One Greek physician, Soranus, taught women to sneeze instead of using contraceptives. He told women to sneeze, squat, and rinse after making love. Of course, that didn’t work. He also suggested rubbing honey on genitals before making love.

Healing of the womb

Speaking of the womb and getting pregnant, physicians in Ancient Greece believed that the womb was a separate creature. They also believed it has a mind of its own. According to writings by philosophers like Plato, the woman’s womb could dislodge and glide freely if a woman was in celibate for a long time. This could cause seizures, hysteria, and suffocation because the womb was eager to bear children.

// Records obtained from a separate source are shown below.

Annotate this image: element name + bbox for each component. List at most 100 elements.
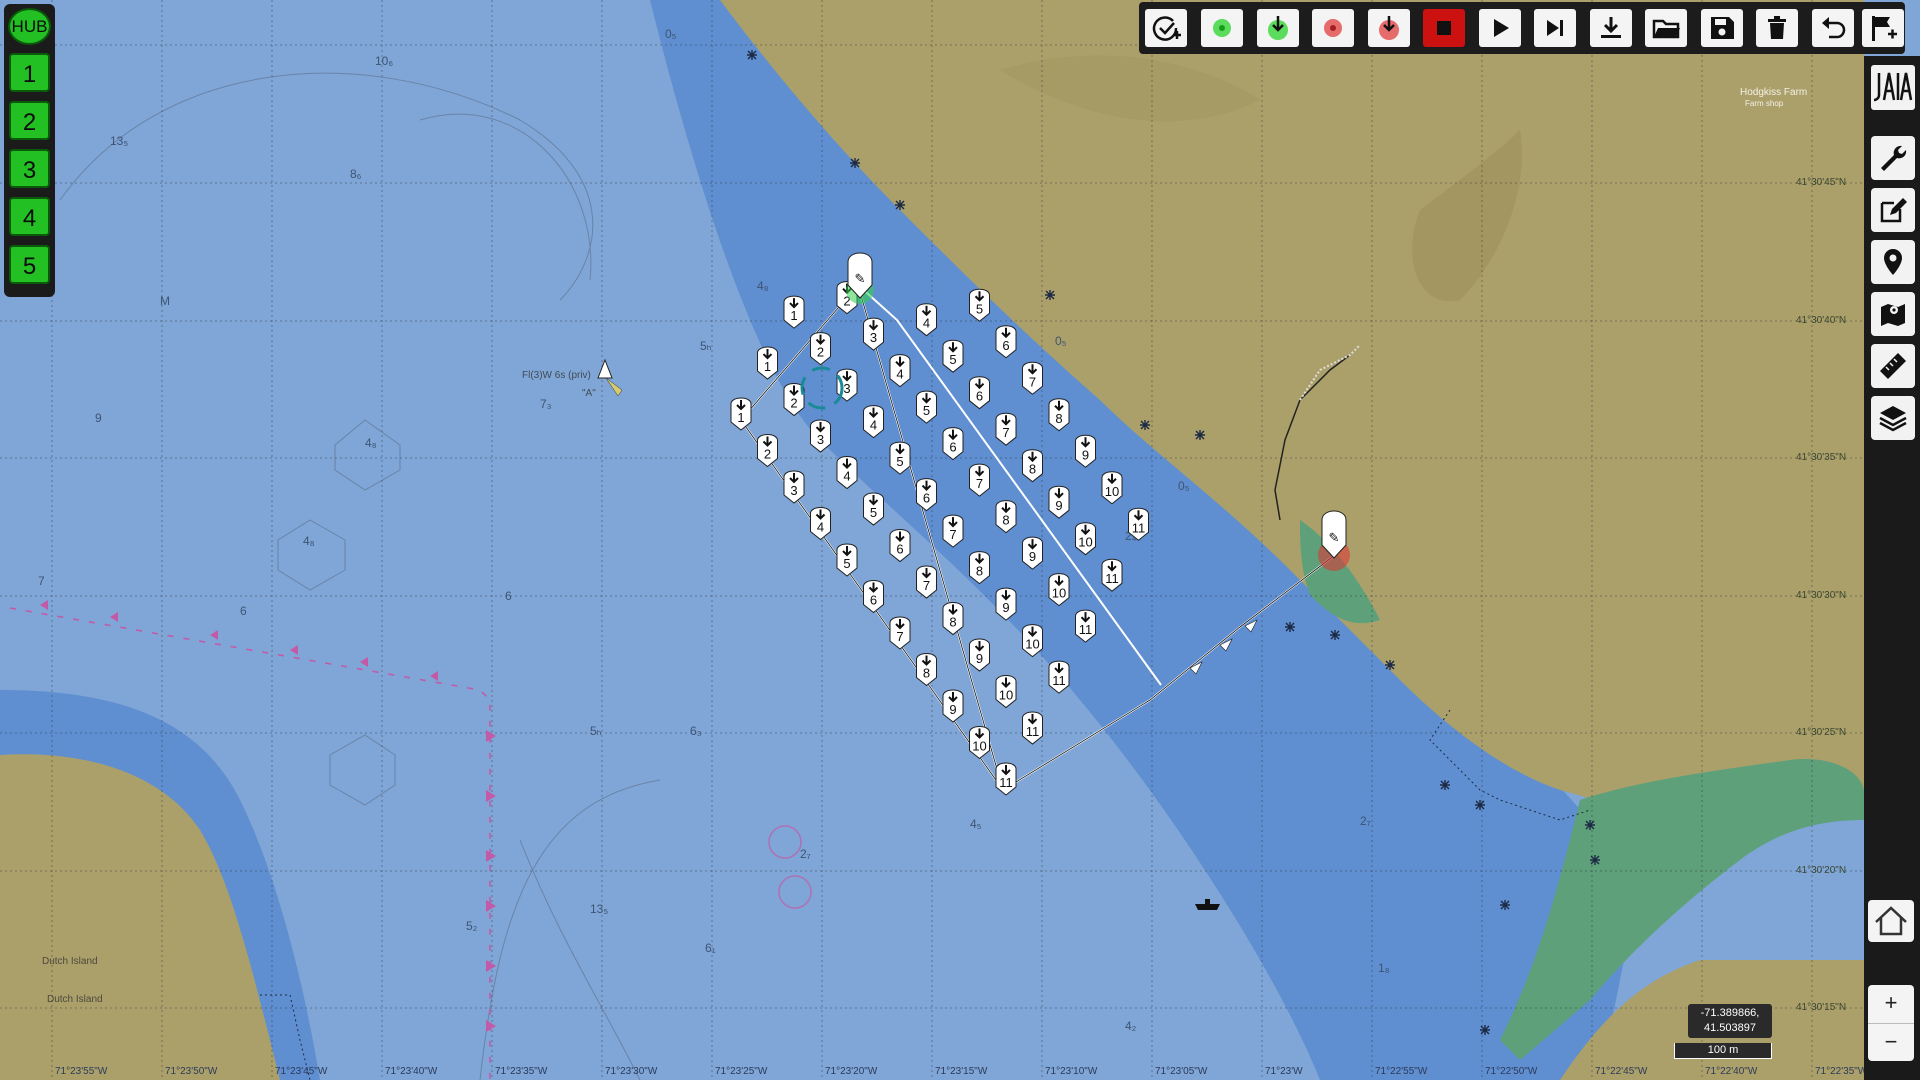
latitude-tick-label: 41°30'25"N bbox=[1796, 727, 1847, 738]
waypoint-number: 4 bbox=[896, 367, 903, 382]
waypoint-number: 11 bbox=[1132, 520, 1146, 535]
bot-1-button[interactable]: 1 bbox=[9, 53, 50, 92]
svg-text:"A": "A" bbox=[582, 388, 596, 399]
rally-red-go-button[interactable] bbox=[1368, 9, 1410, 47]
longitude-tick-label: 71°23'10"W bbox=[1045, 1066, 1098, 1077]
latitude-tick-label: 41°30'40"N bbox=[1796, 315, 1847, 326]
waypoint-number: 11 bbox=[999, 775, 1013, 790]
longitude-tick-label: 71°23'50"W bbox=[165, 1066, 218, 1077]
waypoint-number: 11 bbox=[1079, 622, 1093, 637]
waypoint-number: 6 bbox=[1002, 338, 1009, 353]
ruler-icon bbox=[1880, 353, 1906, 379]
svg-text:6₁: 6₁ bbox=[705, 941, 716, 955]
next-task-button[interactable] bbox=[1534, 9, 1576, 47]
waypoint-number: 10 bbox=[1025, 637, 1039, 652]
bot-4-button[interactable]: 4 bbox=[9, 197, 50, 236]
svg-text:13₅: 13₅ bbox=[110, 134, 128, 148]
waypoint-number: 5 bbox=[949, 352, 956, 367]
longitude-tick-label: 71°23'25"W bbox=[715, 1066, 768, 1077]
edit-icon bbox=[1880, 198, 1907, 223]
bot-3-button[interactable]: 3 bbox=[9, 149, 50, 188]
svg-text:1₈: 1₈ bbox=[1378, 961, 1390, 975]
svg-text:4₅: 4₅ bbox=[970, 817, 982, 831]
rally-green-go-button[interactable] bbox=[1257, 9, 1299, 47]
svg-text:Hodgkiss Farm: Hodgkiss Farm bbox=[1740, 87, 1807, 98]
skip-next-icon bbox=[1547, 20, 1563, 36]
waypoint-number: 5 bbox=[923, 403, 930, 418]
layers-button[interactable] bbox=[1871, 396, 1915, 440]
stop-icon bbox=[1437, 21, 1451, 35]
waypoint-number: 8 bbox=[949, 615, 956, 630]
waypoint-number: 7 bbox=[949, 527, 956, 542]
home-button[interactable] bbox=[1868, 900, 1914, 942]
svg-text:4₈: 4₈ bbox=[303, 534, 315, 548]
download-button[interactable] bbox=[1590, 9, 1632, 47]
waypoint-number: 8 bbox=[923, 666, 930, 681]
waypoint-number: 7 bbox=[976, 476, 983, 491]
svg-text:0₅: 0₅ bbox=[1055, 334, 1067, 348]
longitude-tick-label: 71°23'55"W bbox=[55, 1066, 108, 1077]
longitude-tick-label: 71°23'40"W bbox=[385, 1066, 438, 1077]
waypoint-number: 3 bbox=[843, 381, 850, 396]
bot-2-button[interactable]: 2 bbox=[9, 101, 50, 140]
mission-add-button[interactable] bbox=[1145, 9, 1187, 47]
open-folder-button[interactable] bbox=[1645, 9, 1687, 47]
nautical-chart-map[interactable]: 10₆13₅8₆ 0₅94₈ 7₃4₈5ₕ 676 4₈ 2₄0₅ 0₅6₃5ₕ … bbox=[0, 0, 1920, 1080]
zoom-out-button[interactable]: − bbox=[1868, 1023, 1914, 1060]
svg-text:5ₕ: 5ₕ bbox=[590, 724, 602, 738]
map-layers-toggle-button[interactable] bbox=[1871, 292, 1915, 336]
play-button[interactable] bbox=[1479, 9, 1521, 47]
layers-icon bbox=[1879, 406, 1907, 432]
waypoint-number: 3 bbox=[870, 330, 877, 345]
check-circle-plus-icon bbox=[1152, 16, 1181, 41]
waypoint-number: 6 bbox=[923, 491, 930, 506]
waypoint-number: 10 bbox=[999, 688, 1013, 703]
waypoint-number: 8 bbox=[976, 564, 983, 579]
location-pin-button[interactable] bbox=[1871, 240, 1915, 284]
green-burst-icon bbox=[1213, 19, 1231, 37]
cursor-longitude: -71.389866, bbox=[1700, 1007, 1760, 1019]
cursor-latitude: 41.503897 bbox=[1704, 1022, 1756, 1034]
location-pin-icon bbox=[1884, 249, 1902, 275]
flag-add-button[interactable] bbox=[1862, 9, 1904, 47]
hub-button[interactable]: HUB bbox=[8, 8, 51, 45]
wrench-icon bbox=[1881, 145, 1907, 171]
svg-text:0₅: 0₅ bbox=[665, 27, 677, 41]
delete-button[interactable] bbox=[1756, 9, 1798, 47]
waypoint-number: 7 bbox=[1002, 425, 1009, 440]
save-button[interactable] bbox=[1701, 9, 1743, 47]
undo-button[interactable] bbox=[1812, 9, 1854, 47]
svg-text:Fl(3)W 6s (priv): Fl(3)W 6s (priv) bbox=[522, 370, 591, 381]
svg-text:Dutch Island: Dutch Island bbox=[42, 956, 98, 967]
svg-text:7: 7 bbox=[38, 574, 45, 588]
svg-text:M: M bbox=[160, 294, 170, 308]
waypoint-number: 7 bbox=[923, 578, 930, 593]
waypoint-number: 8 bbox=[1055, 411, 1062, 426]
waypoint-number: 4 bbox=[843, 469, 850, 484]
svg-text:✎: ✎ bbox=[855, 271, 866, 286]
settings-wrench-button[interactable] bbox=[1871, 136, 1915, 180]
measure-ruler-button[interactable] bbox=[1871, 344, 1915, 388]
waypoint-number: 11 bbox=[1052, 673, 1066, 688]
bot-5-button[interactable]: 5 bbox=[9, 245, 50, 284]
svg-text:4₈: 4₈ bbox=[757, 279, 769, 293]
jaia-logo-icon bbox=[1873, 72, 1913, 102]
mission-edit-button[interactable] bbox=[1871, 188, 1915, 232]
waypoint-number: 7 bbox=[1029, 374, 1036, 389]
waypoint-number: 4 bbox=[817, 520, 824, 535]
waypoint-number: 9 bbox=[1002, 600, 1009, 615]
waypoint-number: 8 bbox=[1029, 462, 1036, 477]
waypoint-number: 3 bbox=[790, 483, 797, 498]
waypoint-number: 1 bbox=[764, 359, 771, 374]
svg-text:✎: ✎ bbox=[1329, 530, 1340, 545]
zoom-in-button[interactable]: + bbox=[1868, 985, 1914, 1021]
stop-all-button[interactable] bbox=[1423, 9, 1465, 47]
longitude-tick-label: 71°23'45"W bbox=[275, 1066, 328, 1077]
longitude-tick-label: 71°23'30"W bbox=[605, 1066, 658, 1077]
svg-text:6: 6 bbox=[505, 589, 512, 603]
rally-green-button[interactable] bbox=[1201, 9, 1243, 47]
longitude-tick-label: 71°23'35"W bbox=[495, 1066, 548, 1077]
download-icon bbox=[1601, 17, 1621, 38]
waypoint-number: 6 bbox=[896, 542, 903, 557]
rally-red-button[interactable] bbox=[1312, 9, 1354, 47]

To prevent wombs from going on walkabout, women were counseled to marry young and bear as many children as possible. For a womb that was broken free, doctors prescribed baths, infusions and physical massage to force it back into position. They would even opt for rubbing pleasant smelling lotions between a woman’s thighs. The belief was that the womb would flee from bad smells and move back into place.

Bloodletting

Hippocrates believed that the human body was filled with four basic substances, yellow bile, black bile, phlegm, and blood. Bad blood was considered cause for many sicknesses and illnesses.


In that spirit, patients with fever were diagnoses with an overabundance of blood (bad blood). To restore the harmony, doctors would cut open a vein and drain some of their fluids. Sometimes, even leeches were used to suck the blood directly from the skin.

And as strange as it sounds, the treatment was used well into the 19th century, with medieval doctors prescribing blood draining for plague and sore throat.

Crocodile dung as skin cream

One medical treatment was to use crocodile dung around the eyes to cure scars and similar skin conditions. According to some notes, patients would need to “levigate the dung of the land crocodile with water and anoint”.